[JP Online, Minggu, 15 Februari 2009]
Memahami Sabda Pandhita Ratu
''Buat apa sebuahTahta dan menjadi Raja apabila tidak memberi manfaat bagi masyarakat''
Sri Sultan Hamengku Buwono IX, 7 Maret 1969)
Tidak banyak yang tahu kalau keputusan Sultan Hamengku Buwono X bakal maju menjadi calon presiden (capres) pada pilpres 2009 bukan semata-mata atas keinginan ''nafsu'' politiknya semata. Lewat pertemuan akbar dengan rakyatnya atau pisowanan ageng pada 28 Oktober 2008, bertepatan Hari Sumpah Pemuda, Sultan dengan lantang menegaskan, ''Dengan memohon petunjuk kepada Tuhan Yang Maha Esa dan dengan niat yang tulus memenuhi panggilan pada Ibu Pertiwi, dengan ini saya menyatakan siap maju menjadi calon presiden 2009.''
Sejak itu, dan hingga hari ini, peta politik Tanah Air berubah drastis dan kian hari kian memanas. Bagaimana tidak, sebagian kalangan sebelumnya tidak begitu memperhitungkan Sultan bakal berani dan ''nekat'' maju menjadi capres, sebab ia sendiri sedang mengurusi rakyat Jogja di singgasana keratonnya.

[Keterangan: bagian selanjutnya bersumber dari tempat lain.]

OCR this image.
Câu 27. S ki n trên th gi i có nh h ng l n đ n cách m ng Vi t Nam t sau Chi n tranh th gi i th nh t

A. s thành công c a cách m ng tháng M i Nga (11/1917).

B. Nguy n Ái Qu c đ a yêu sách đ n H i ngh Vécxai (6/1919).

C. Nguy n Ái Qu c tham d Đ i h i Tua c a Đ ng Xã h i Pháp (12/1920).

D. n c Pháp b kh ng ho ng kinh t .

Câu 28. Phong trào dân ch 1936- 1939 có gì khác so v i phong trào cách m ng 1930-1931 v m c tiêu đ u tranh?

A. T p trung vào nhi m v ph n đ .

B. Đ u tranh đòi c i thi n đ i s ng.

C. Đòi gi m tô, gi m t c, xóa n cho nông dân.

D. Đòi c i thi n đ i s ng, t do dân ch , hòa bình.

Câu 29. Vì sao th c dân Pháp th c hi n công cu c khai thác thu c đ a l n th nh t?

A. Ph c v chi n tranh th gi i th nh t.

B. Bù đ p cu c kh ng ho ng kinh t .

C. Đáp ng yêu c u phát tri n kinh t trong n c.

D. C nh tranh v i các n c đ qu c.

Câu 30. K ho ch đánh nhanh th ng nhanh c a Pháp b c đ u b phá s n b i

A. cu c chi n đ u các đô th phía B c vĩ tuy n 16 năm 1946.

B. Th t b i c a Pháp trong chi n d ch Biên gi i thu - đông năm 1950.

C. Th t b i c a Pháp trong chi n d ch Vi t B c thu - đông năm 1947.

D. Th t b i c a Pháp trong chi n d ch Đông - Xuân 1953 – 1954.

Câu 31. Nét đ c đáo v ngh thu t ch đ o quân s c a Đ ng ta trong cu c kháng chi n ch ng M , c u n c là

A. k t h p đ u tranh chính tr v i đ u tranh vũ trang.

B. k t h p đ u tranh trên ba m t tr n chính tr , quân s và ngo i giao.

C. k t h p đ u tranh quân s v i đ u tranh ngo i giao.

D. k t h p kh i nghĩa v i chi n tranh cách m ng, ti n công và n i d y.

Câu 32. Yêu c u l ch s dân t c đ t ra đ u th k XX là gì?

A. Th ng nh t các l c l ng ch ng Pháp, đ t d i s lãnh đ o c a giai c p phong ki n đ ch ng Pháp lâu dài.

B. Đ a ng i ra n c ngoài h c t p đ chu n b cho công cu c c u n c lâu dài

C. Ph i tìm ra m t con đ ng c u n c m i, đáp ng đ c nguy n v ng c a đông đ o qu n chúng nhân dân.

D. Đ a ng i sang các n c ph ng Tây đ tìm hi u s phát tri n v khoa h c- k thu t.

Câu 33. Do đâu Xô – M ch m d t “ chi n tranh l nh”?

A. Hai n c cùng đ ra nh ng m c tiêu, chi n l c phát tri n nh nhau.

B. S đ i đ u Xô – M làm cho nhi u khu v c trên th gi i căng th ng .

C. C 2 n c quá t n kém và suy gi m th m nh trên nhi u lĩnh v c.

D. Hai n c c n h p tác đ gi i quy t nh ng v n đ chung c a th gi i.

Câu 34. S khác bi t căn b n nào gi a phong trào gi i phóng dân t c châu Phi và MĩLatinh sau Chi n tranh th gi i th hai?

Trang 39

Sebagian lain berpendapat, wacana Sultan akan maju ke bursa pencalonan presiden sesungguhnya sudah tercium pada saat dirinya menyatakan tidak lagi bersedia menjadi gubernur Daerah Istimewa Jogjakarta (DIJ) pada 2007.
Dari sana, muncullah spekulasi di balik sikap Sultan dalam memperlakukan kekuasaan dan berpolitik. Pertama, dengan tidak menolak menjadi gubernur pada periode berikutnya, selain karena alasan telah menjabat dua kali periode, Sultan seolah hendak memberikan pelajaran demokrasi kepada rakyat Jogja dan masyarakat luas pada umumnya. Padahal, oleh pemerintah pusat, Jogja dilabeli ''daerah istimewa'' yang tidak mempersoalkan manakala masyarakat setempat menghendaki Sultan sebagai raja sekaligus gubernur.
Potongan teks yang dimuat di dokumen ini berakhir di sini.